By Mandy Ruiz
News Editor

The Multicultural Council held a special Open Council on interracial relationships on February 25, which featured a panel of staff and students discussing topics about dating, marriage, and being bi-racial.

The event opened up with a Buzzfeed video, “Do You Have A Racial Preference?” which highlighted interracial dating statistics according to different dating apps. The panel discussion then took the floor to answer questions regarding the challenges, stigmas, and rewards of dating interracially and interculturally.

Scott Hwang, Director of Multicultural Programs, explained that his parents originally wanted him to date a Korean woman.

“It was hard because you want to respect your parents…but I don’t think it influenced me,” he said in reflection.

Senior James Tablazon resonated with Hwang in that his parents preferred he dated someone from the same Filipino culture that he grew up with.

“My parents had three things: Christian, fit in well with the family, and wasn’t stuck up,” said Marcus Washington, Coordinator of Recruitment and Pre-College Programs.

Kevin Villegas, Director of International Student Programs mentioned that he believes that most people speak against interracial relationships out of pain, something that he explains his own mother felt after experiencing an unhealthy marriage.

“It’s just very painful if you give into stereotypes….I just wish people would get over it,” said Villegas.

Hwang believes this issue is one that stems from American culture.

“It is shown in our books, TV, and even cartoons,” he said. “There are black couples, white couples, and Asian couples.”

Villegas went onto explain that he as a bi-racial man believes that kids of interracial families will experience some problems concerning bullying. “I think there will be some challenges, but I also think as we see more interracial relationships that will change.
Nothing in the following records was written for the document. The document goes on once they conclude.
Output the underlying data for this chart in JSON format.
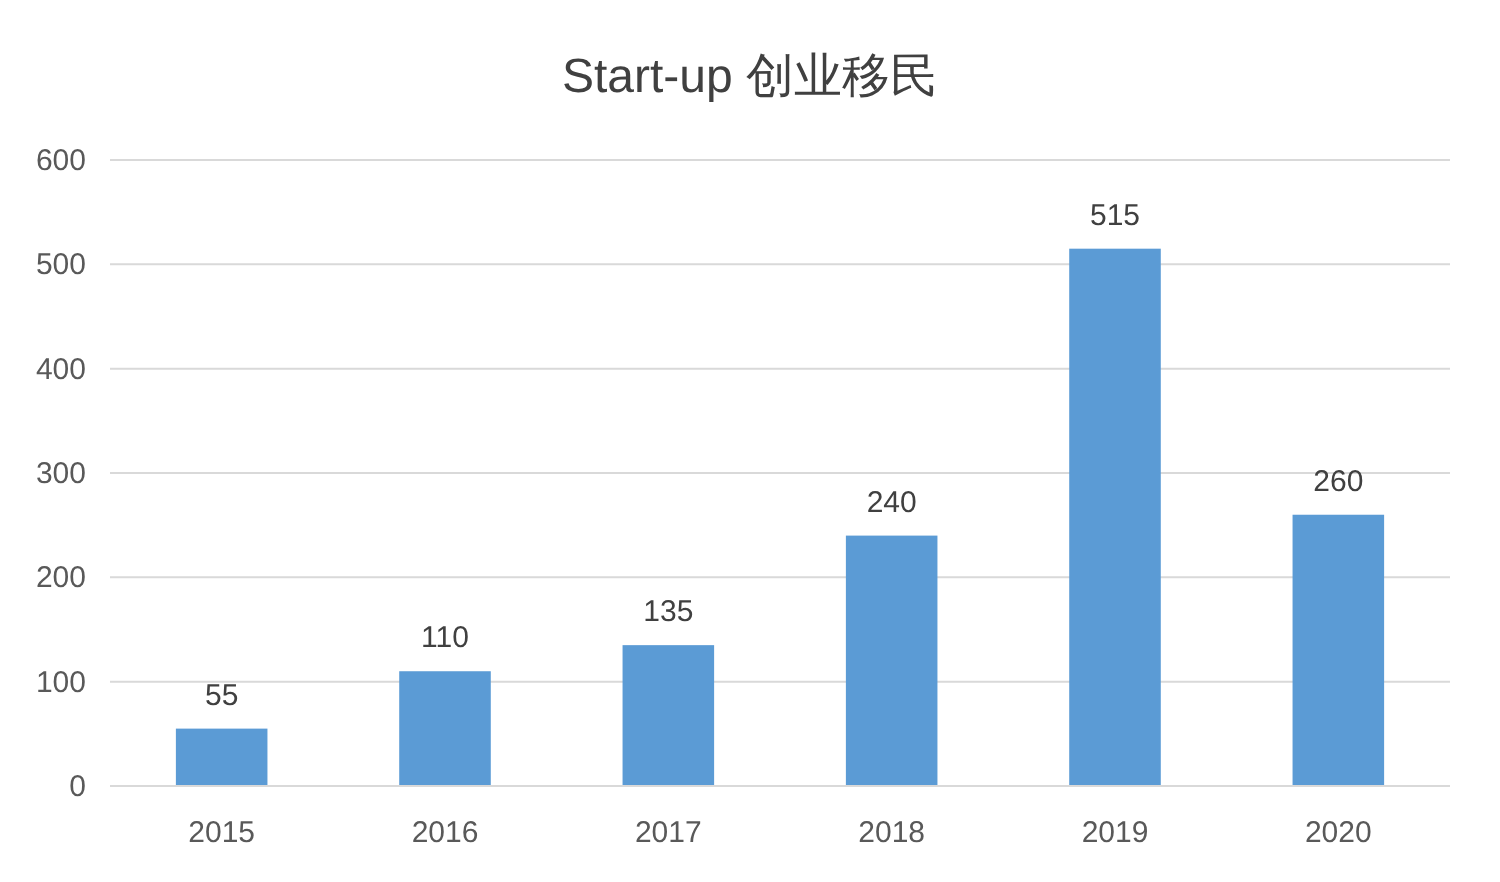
{
  "chart_data": {
    "type": "bar",
    "title": "Start-up 创业移民",
    "categories": [
      "2015",
      "2016",
      "2017",
      "2018",
      "2019",
      "2020"
    ],
    "values": [
      55,
      110,
      135,
      240,
      515,
      260
    ],
    "color": "#5b9bd5",
    "ylim": [
      0,
      600
    ],
    "yticks": [
      0,
      100,
      200,
      300,
      400,
      500,
      600
    ],
    "grid": "y",
    "data_labels": true
  }
}
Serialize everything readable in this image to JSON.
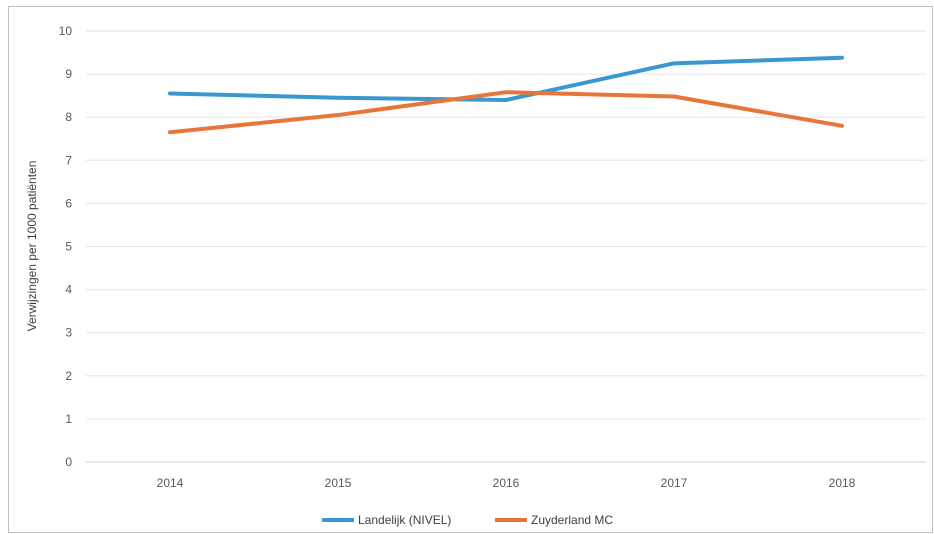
{
  "chart_data": {
    "type": "line",
    "title": "",
    "xlabel": "",
    "ylabel": "Verwijzingen per 1000 patiënten",
    "categories": [
      "2014",
      "2015",
      "2016",
      "2017",
      "2018"
    ],
    "ylim": [
      0,
      10
    ],
    "yticks": [
      "0",
      "1",
      "2",
      "3",
      "4",
      "5",
      "6",
      "7",
      "8",
      "9",
      "10"
    ],
    "grid": true,
    "legend": "bottom",
    "series": [
      {
        "name": "Landelijk (NIVEL)",
        "color": "#3c96d2",
        "values": [
          8.55,
          8.45,
          8.4,
          9.25,
          9.38
        ]
      },
      {
        "name": "Zuyderland MC",
        "color": "#e8763a",
        "values": [
          7.65,
          8.05,
          8.58,
          8.48,
          7.8
        ]
      }
    ]
  }
}
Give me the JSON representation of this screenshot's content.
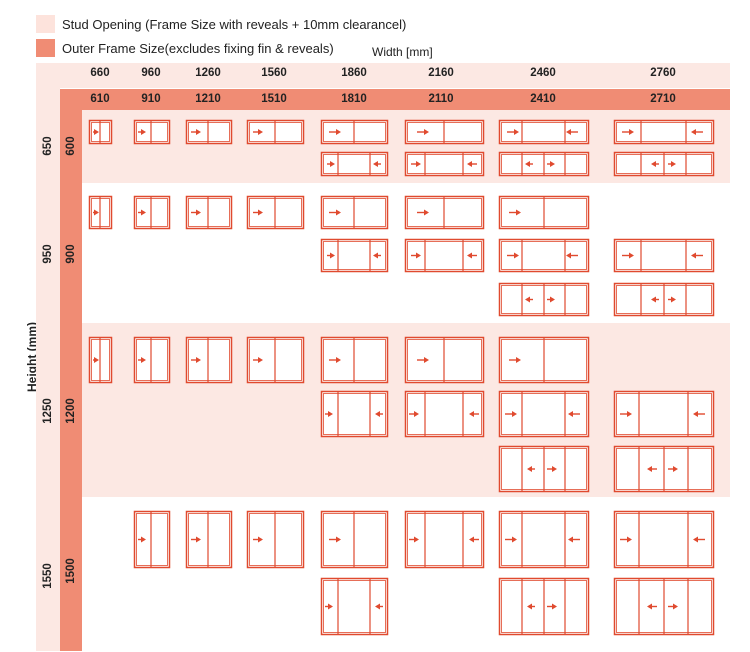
{
  "legend": {
    "stud_label": "Stud Opening (Frame Size with reveals + 10mm clearancel)",
    "outer_label": "Outer Frame Size(excludes fixing fin & reveals)",
    "stud_color": "#fde3dc",
    "outer_color": "#f08c74"
  },
  "axes": {
    "width_title": "Width [mm]",
    "height_title": "Height (mm)"
  },
  "columns": {
    "stud": [
      "660",
      "960",
      "1260",
      "1560",
      "1860",
      "2160",
      "2460",
      "2760"
    ],
    "outer": [
      "610",
      "910",
      "1210",
      "1510",
      "1810",
      "2110",
      "2410",
      "2710"
    ]
  },
  "rows": {
    "stud": [
      "650",
      "950",
      "1250",
      "1550"
    ],
    "outer": [
      "600",
      "900",
      "1200",
      "1500"
    ]
  },
  "colors": {
    "frame": "#e04a2f",
    "arrow": "#e04a2f",
    "band": "#fce8e3"
  }
}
More kids will look different…but I don’t think that’s a reason to not get married.”

Washington agreed with that sentiment stating, “I think there are some challenges [to raising bi-racial kids] but it hasn’t put fear into me or my wife.”

Lydia Washington, Marcus’ wife, believes that there are more positives to being a part of an interracial relationship.

“One thing I enjoy is the sense of community that African Americans have,” she said.

Junior Alicia Sims and Tablazon shared similar thoughts to Washington, saying that they both enjoyed the strong bonds that their families share respectively.

The second part of the alternate chapel introduced a new panel of students: Brian Reynolds, Lindsey Longoria, and Jodie Howard. Each of the students come from interracial families and shared some of the thoughts they have on being bi-racial.

“My parents did a really good job of making us proud of being from two places,”said Howard.

Longoria believed her parents success in raising her were their positive attitudes, “My parents are very open and they let me ask the hard questions.”

Reynolds also thinks that being able to understand that society may put pressure on bi-racial kids is essential saying, “I created my own culture.”

“Understanding my first identity was important. Knowing that I am a child of God and not the color of my skin was helpful for me growing up,” said Longoria.

The Multicultural Council is also featured in this week’s Humanities Symposium as a part of the “#ineeddiversity” presentation on February 27 in Boyer 131.